Based on the project’s capital cost estimate of US$1.5 billion, the Constancia mine is estimated to generate an unlevered internal rate of return of 14.5% and a net present value of US$571 million, assuming a discount rate of 8.0% and long-term copper prices of US$2.75/lb.

Hudbay is also arranging a new US$600 million credit facility from a syndicate of Canadian and international banks. With approximately US$2 billion of capital spending remaining on the Constancia, Lalor and Reed projects, Hudbay expects to fund this requirement with a combination of US$710 million in cash on hand as at June 30, 2012, operating cash flow, and the funds received under the stream transaction and credit facility.

“The decision today to proceed with the development of the Constancia project is a significant milestone for Hudbay as we pursue our goal of becoming a leading mid-tier diversified metals producer with long-life, low-cost operations in investment-grade countries,” said David Garofalo, Hudbay’s president and chief executive officer.

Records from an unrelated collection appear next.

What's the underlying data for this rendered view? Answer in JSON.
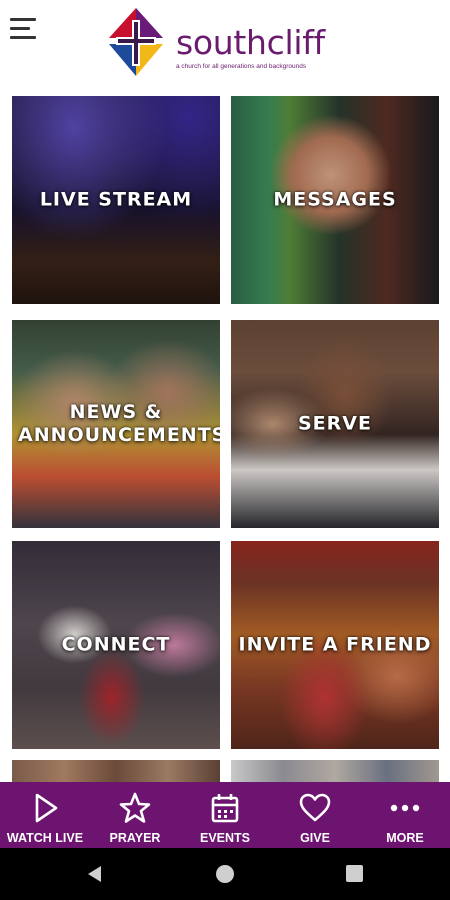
{
  "header": {
    "menu_icon": "hamburger-menu-icon",
    "logo": {
      "name": "southcliff",
      "tagline": "a church for all generations and backgrounds",
      "colors": {
        "purple": "#6b1b6e",
        "red": "#c8102e",
        "yellow": "#f2b81a",
        "blue": "#1e4a9a",
        "violet": "#6a1b7a"
      }
    }
  },
  "tiles": [
    {
      "label": "LIVE STREAM"
    },
    {
      "label": "MESSAGES"
    },
    {
      "label": "NEWS & ANNOUNCEMENTS"
    },
    {
      "label": "SERVE"
    },
    {
      "label": "CONNECT"
    },
    {
      "label": "INVITE A FRIEND"
    },
    {
      "label": ""
    },
    {
      "label": ""
    }
  ],
  "bottom_nav": {
    "background": "#6d1471",
    "items": [
      {
        "label": "WATCH LIVE",
        "icon": "play-icon"
      },
      {
        "label": "PRAYER",
        "icon": "star-icon"
      },
      {
        "label": "EVENTS",
        "icon": "calendar-icon"
      },
      {
        "label": "GIVE",
        "icon": "heart-icon"
      },
      {
        "label": "MORE",
        "icon": "more-dots-icon"
      }
    ]
  },
  "system_nav": {
    "back_icon": "back-triangle-icon",
    "home_icon": "home-circle-icon",
    "recents_icon": "recents-square-icon"
  }
}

Precious Metals Stream Transaction with Silver Wheaton

Hudbay has entered into a precious metals stream transaction with Silver Wheaton whereby the company will receive aggregate upfront deposit payments of US$750 million against delivery of 100% of payable gold and silver from Hudbay’s 777 mine until the later of the end of 2016 and satisfaction of a completion test at Constancia, and delivery of 50% of payable gold and 100% of payable silver for the remainder of the 777 mine life. The stream transaction also includes delivery of 100% of payable silver from the Constancia project. US$500 million of the upfront payments will be paid on closing, which is subject to customary conditions and is expected to occur in the third quarter of 2012. The remaining US$250 million will be due in two equal installments once US$500 million and US$1.0 billion, respectively, in capital expenditures have been incurred at Constancia. The stream transaction does not include gold production at Constancia, precious metals production from the company’s Lalor project or the company’s land package in Peru outside of the Constancia and Pampacancha deposits. Along with the upfront payments, for gold and silver delivered to Silver Wheaton, Hudbay will receive the lesser of the market price and US$400 per ounce (for gold) and US$5.90 per ounce (for silver), subject to 1% annual escalation after three years.

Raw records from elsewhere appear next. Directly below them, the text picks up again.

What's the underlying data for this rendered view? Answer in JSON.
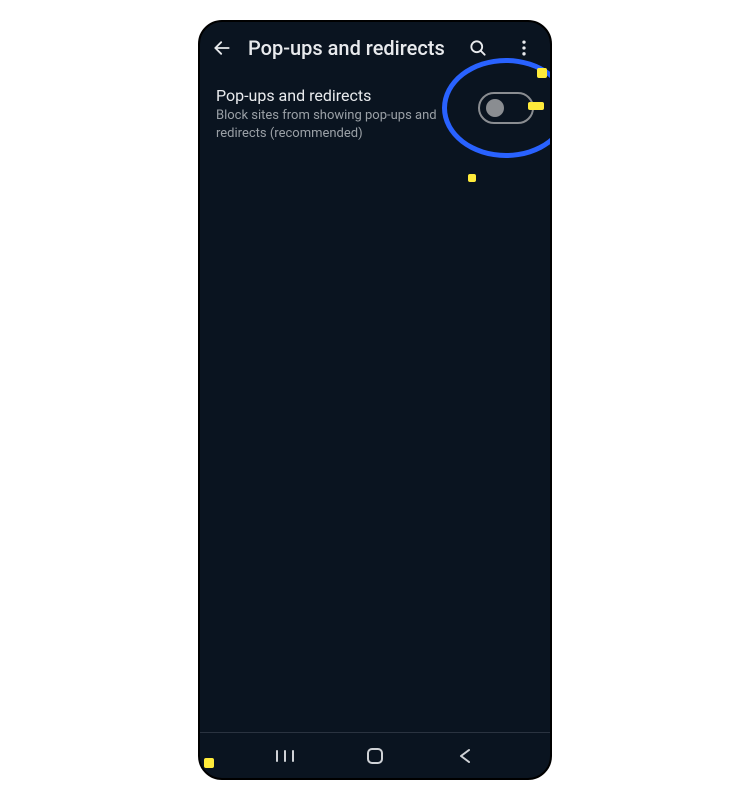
{
  "header": {
    "title": "Pop-ups and redirects"
  },
  "setting": {
    "title": "Pop-ups and redirects",
    "subtitle": "Block sites from showing pop-ups and redirects (recommended)",
    "toggle_state": "off"
  }
}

The Constancia development schedule contemplates nine quarters of construction, with initial production in late 2014 and full production commencing in the second quarter of 2015. This timeline to completion is shorter than previously forecast and reflects the progress that has been made in the past year at the project in front-end engineering and design, permitting and community relations.

Annual contained copper metal in concentrate is expected to average approximately 118,000 tonnes during the first five full years of production (2015-2019) and 77,000 tonnes in subsequent years. Operating cash costs, net of by-product credits, are expected to average US$0.66/lb of copper for the first five years of production, and US$1.11/lb thereafter.

[emphasis ours]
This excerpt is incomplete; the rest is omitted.